O AMÉM NA NOVA ALIANÇA  

4 - Como sabemos, o Novo Testamento adota as bênçãos e doxologias de Israel (cf. Gn 14,19; Sl 41,14), e  a palavra Amém, que conclui as orações presidenciais e as doxologias, vai ter as conotações já acima referidas, mas sem aquele aspecto às vezes  negativo do AT, dada a supremacia da Nova Aliança sobre a antiga.

5 - Podemos dizer então que, se no AT, atingindo claro valor laudatório,  o Amém doxológico aparece em sentido assertivo, na referência a Deus, concluindo doxologias como as que encerram os quatro livros do Saltério, como se descreveu acima,  no Novo Testamento aparece como conclusivo nas doxologias de louvor a Cristo, associado a Deus, como se vê, p. ex.,  em Rm 1,25; 9,5; 11,36; 16,27; 1Cor 14,16; 2Cor 1,20;  Gl 1,5; Ef 3,21; Fl 4,20; 1Tm 1,17; 6,16; 2Tm 4,18; Hb 13,21; 1Pd 4,11; 2Pd 3,18; Jd 25; Ap 1,6-7; 3,14; 5,14; 7,12; 19,4 e 22,20-21, tornando até uma espécie de nome próprio, nome divino,   indicativo então de Jesus, como o Primogênito  dos mortos, o Princípio da criação de Deus, o Príncipe dos reis das terra, a Testemunha fiel e verdadeira das promessas de Deus, como em Ap 3,14. 


O AMÉM NA LITURGIA


6 - O Amém na liturgia deve expressar antes de tudo uma adesão consciente dos fiéis à ação sagrada e aos ritos litúrgicos, ou seja, deve ser uma amostra de participação viva eativa no mistério que se celebra.
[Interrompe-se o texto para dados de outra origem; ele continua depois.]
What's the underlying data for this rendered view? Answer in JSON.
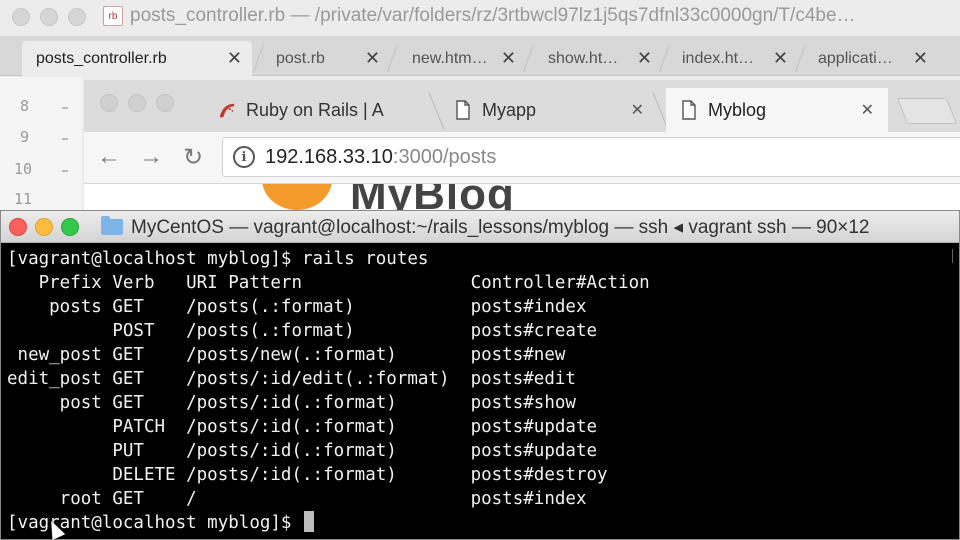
{
  "editor": {
    "title": "posts_controller.rb — /private/var/folders/rz/3rtbwcl97lz1j5qs7dfnl33c0000gn/T/c4be…",
    "file_icon_label": "rb",
    "tabs": [
      {
        "label": "posts_controller.rb",
        "close": "✕"
      },
      {
        "label": "post.rb",
        "close": "✕"
      },
      {
        "label": "new.htm…",
        "close": "✕"
      },
      {
        "label": "show.ht…",
        "close": "✕"
      },
      {
        "label": "index.ht…",
        "close": "✕"
      },
      {
        "label": "applicati…",
        "close": "✕"
      }
    ],
    "line_numbers": [
      "8",
      "9",
      "10",
      "11"
    ]
  },
  "browser": {
    "tabs": [
      {
        "label": "Ruby on Rails | A",
        "close": "✕"
      },
      {
        "label": "Myapp",
        "close": "✕"
      },
      {
        "label": "Myblog",
        "close": "✕"
      }
    ],
    "nav": {
      "back": "←",
      "forward": "→",
      "reload": "↻"
    },
    "url_host": "192.168.33.10",
    "url_rest": ":3000/posts",
    "info_glyph": "i",
    "page_logo_text": "MyBlog"
  },
  "terminal": {
    "title": "MyCentOS — vagrant@localhost:~/rails_lessons/myblog — ssh ◂ vagrant ssh — 90×12",
    "lines": [
      "[vagrant@localhost myblog]$ rails routes",
      "   Prefix Verb   URI Pattern                Controller#Action",
      "    posts GET    /posts(.:format)           posts#index",
      "          POST   /posts(.:format)           posts#create",
      " new_post GET    /posts/new(.:format)       posts#new",
      "edit_post GET    /posts/:id/edit(.:format)  posts#edit",
      "     post GET    /posts/:id(.:format)       posts#show",
      "          PATCH  /posts/:id(.:format)       posts#update",
      "          PUT    /posts/:id(.:format)       posts#update",
      "          DELETE /posts/:id(.:format)       posts#destroy",
      "     root GET    /                          posts#index"
    ],
    "prompt": "[vagrant@localhost myblog]$ "
  },
  "colors": {
    "terminal_bg": "#000000",
    "terminal_fg": "#f2f2f2",
    "close_red": "#fc605c",
    "minimize_yellow": "#fdbc40",
    "zoom_green": "#34c84a",
    "logo_orange": "#f39a2b"
  }
}
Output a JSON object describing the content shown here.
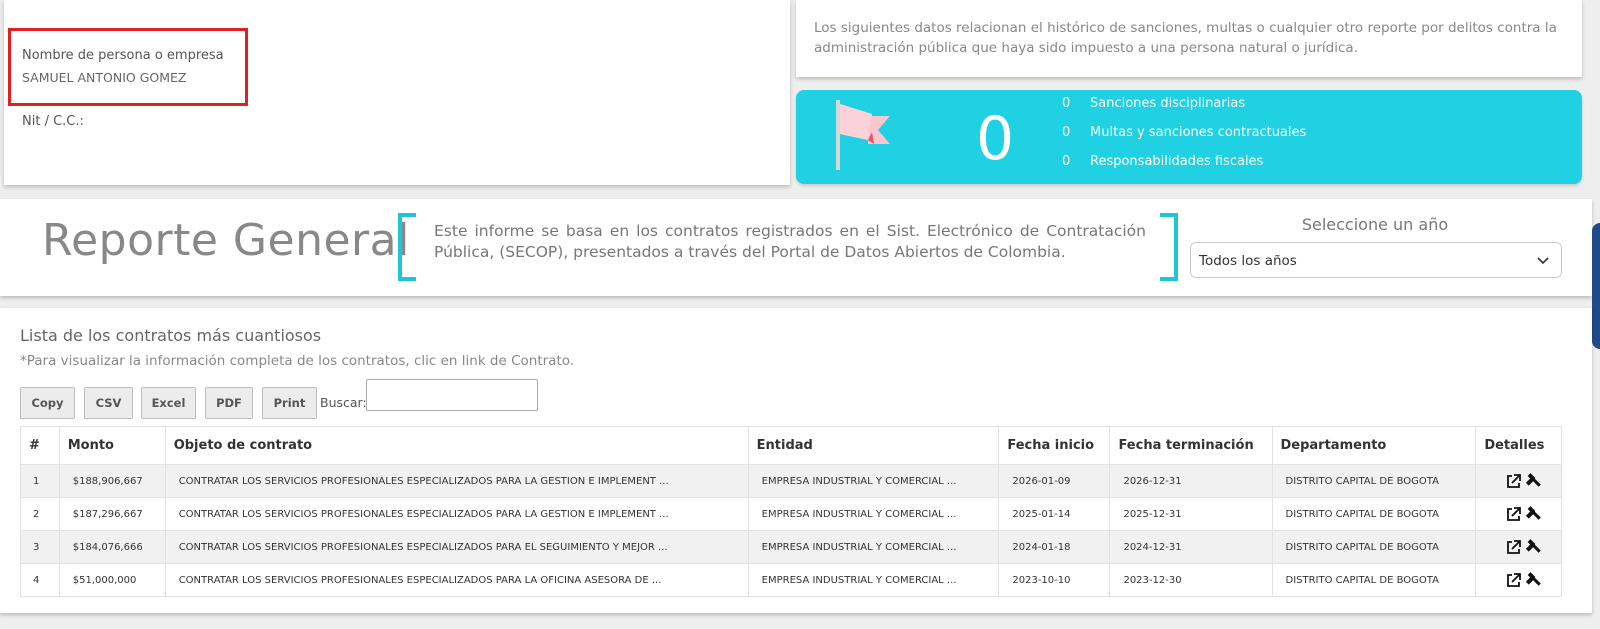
{
  "person": {
    "name_label": "Nombre de persona o empresa",
    "name_value": "SAMUEL ANTONIO GOMEZ",
    "nit_label": "Nit / C.C.:"
  },
  "intro": {
    "text": "Los siguientes datos relacionan el histórico de sanciones, multas o cualquier otro reporte por delitos contra la administración pública que haya sido impuesto a una persona natural o jurídica."
  },
  "sanctions": {
    "total": "0",
    "flag_icon": "flag-icon",
    "items": [
      {
        "count": "0",
        "label": "Sanciones disciplinarias"
      },
      {
        "count": "0",
        "label": "Multas y sanciones contractuales"
      },
      {
        "count": "0",
        "label": "Responsabilidades fiscales"
      }
    ],
    "accent": "#1fd1e2"
  },
  "report": {
    "title": "Reporte General",
    "description": "Este informe se basa en los contratos registrados en el Sist. Electrónico de Contratación Pública, (SECOP), presentados a través del Portal de Datos Abiertos de Colombia.",
    "year_label": "Seleccione un año",
    "year_selected": "Todos los años"
  },
  "contracts": {
    "title": "Lista de los contratos más cuantiosos",
    "hint": "*Para visualizar la información completa de los contratos, clic en link de Contrato.",
    "buttons": {
      "copy": "Copy",
      "csv": "CSV",
      "excel": "Excel",
      "pdf": "PDF",
      "print": "Print"
    },
    "search_label": "Buscar:",
    "search_value": "",
    "columns": [
      "#",
      "Monto",
      "Objeto de contrato",
      "Entidad",
      "Fecha inicio",
      "Fecha terminación",
      "Departamento",
      "Detalles"
    ],
    "rows": [
      {
        "idx": "1",
        "monto": "$188,906,667",
        "objeto": "CONTRATAR LOS SERVICIOS PROFESIONALES ESPECIALIZADOS PARA LA GESTION E IMPLEMENT ...",
        "entidad": "EMPRESA INDUSTRIAL Y COMERCIAL ...",
        "inicio": "2026-01-09",
        "fin": "2026-12-31",
        "depto": "DISTRITO CAPITAL DE BOGOTA"
      },
      {
        "idx": "2",
        "monto": "$187,296,667",
        "objeto": "CONTRATAR LOS SERVICIOS PROFESIONALES ESPECIALIZADOS PARA LA GESTION E IMPLEMENT ...",
        "entidad": "EMPRESA INDUSTRIAL Y COMERCIAL ...",
        "inicio": "2025-01-14",
        "fin": "2025-12-31",
        "depto": "DISTRITO CAPITAL DE BOGOTA"
      },
      {
        "idx": "3",
        "monto": "$184,076,666",
        "objeto": "CONTRATAR LOS SERVICIOS PROFESIONALES ESPECIALIZADOS PARA EL SEGUIMIENTO Y MEJOR ...",
        "entidad": "EMPRESA INDUSTRIAL Y COMERCIAL ...",
        "inicio": "2024-01-18",
        "fin": "2024-12-31",
        "depto": "DISTRITO CAPITAL DE BOGOTA"
      },
      {
        "idx": "4",
        "monto": "$51,000,000",
        "objeto": "CONTRATAR LOS SERVICIOS PROFESIONALES ESPECIALIZADOS PARA LA OFICINA ASESORA DE ...",
        "entidad": "EMPRESA INDUSTRIAL Y COMERCIAL ...",
        "inicio": "2023-10-10",
        "fin": "2023-12-30",
        "depto": "DISTRITO CAPITAL DE BOGOTA"
      }
    ],
    "detail_icons": [
      "external-link-icon",
      "gavel-icon"
    ]
  }
}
Não deve parecer, pois, mera conformidade com o que se propõe na celebração, muito menos parecer indiferença frente à liturgia, como às vezes se pode notar em muitas de nossas assembléias, onde o Amém aparece raquítico, frágil, quase inaudível,   sem aquela qualidade aclamativa que o caracteriza. Sabemos também que, felizmente, existem assembléias onde o Amém ressoa em uníssono, o que dá à liturgia um rosto de viva participação, de alegria pascal.

 

7 - Na liturgia, a palavra Amém é sempre aclamação e tanto pode indicar então augúrio, auspício, desejo,  (como no Ato Penitencial, p. ex., quando se diz: “Deus todo-poderoso tenha compaixão de nós...”, a que todos respondem: “Amém”), como pode indicar também, e principalmente, um sentido claro de afirmação: “É verdade”! “É assim mesmo!” “Assim cremos verdadeiramente” etc., como em quase todos os outros momentos litúrgicos. Na conclusão de uma prece litúrgica, o Amém pode então oscilar entre uma conotação afirmativa (“É verdade!”) e uma conotação de augúrio (“Assim seja”).

 

8 - Na aplicação litúrgica, diz Cesare Giraudo: “Respondendo Amém depois que foi pronunciada uma oração presidencial, a assembléia, por meio dessa aclamação, ao mesmo tempo assertiva e augural, faz seu o discurso orante de seu presidente e se associa a ele sem reservas. Daí  fica claro como pronunciar o Amém é tão comprometedor como pronunciar a oração que o Amém confirma. Os mistagogos antigos estavam bem conscientes disso”.

 

9 - Santo Agostinho, falando do Amém, enfatiza a sua qualidade de ratificação do texto orante. Para ele, dizer “Amém” é o mesmo que subscrever um documento, assinando-o e assumindo, juridicamente, toda a responsabilidade pela assinatura, uma vez que  Amém, em latim, significa “verum” (É verdade). Já São Jerônimo, referindo-se a Rm 1,12, onde São Paulo elogia a fé dos romanos, elogia por sua vez o Amém do povo romano, dizendo: “Onde jamais o Amém ribomba semelhante a um trovão do céu e se sacodem os templos vãos dos ídolos senão em Roma”? (Oxalá - dizemos nós -  tenham também hoje os cristãos de Roma um sentido profundo do Amém como os seus antepassados!) E ainda a esse respeito, fazendo proposições de ordem pastoral, Cesare Giraudo, sonhando como bom liturgista,  vai dizer: “Ao concluir a doxologia, é preciso que o celebrante, adequando o tom da voz e o ritmo das palavras, suscite o “Amém” dos fiéis, para que ele possa voltar a ressoar em nossas igrejas, como nos tempos de Jerônimo nas igrejas de Roma”.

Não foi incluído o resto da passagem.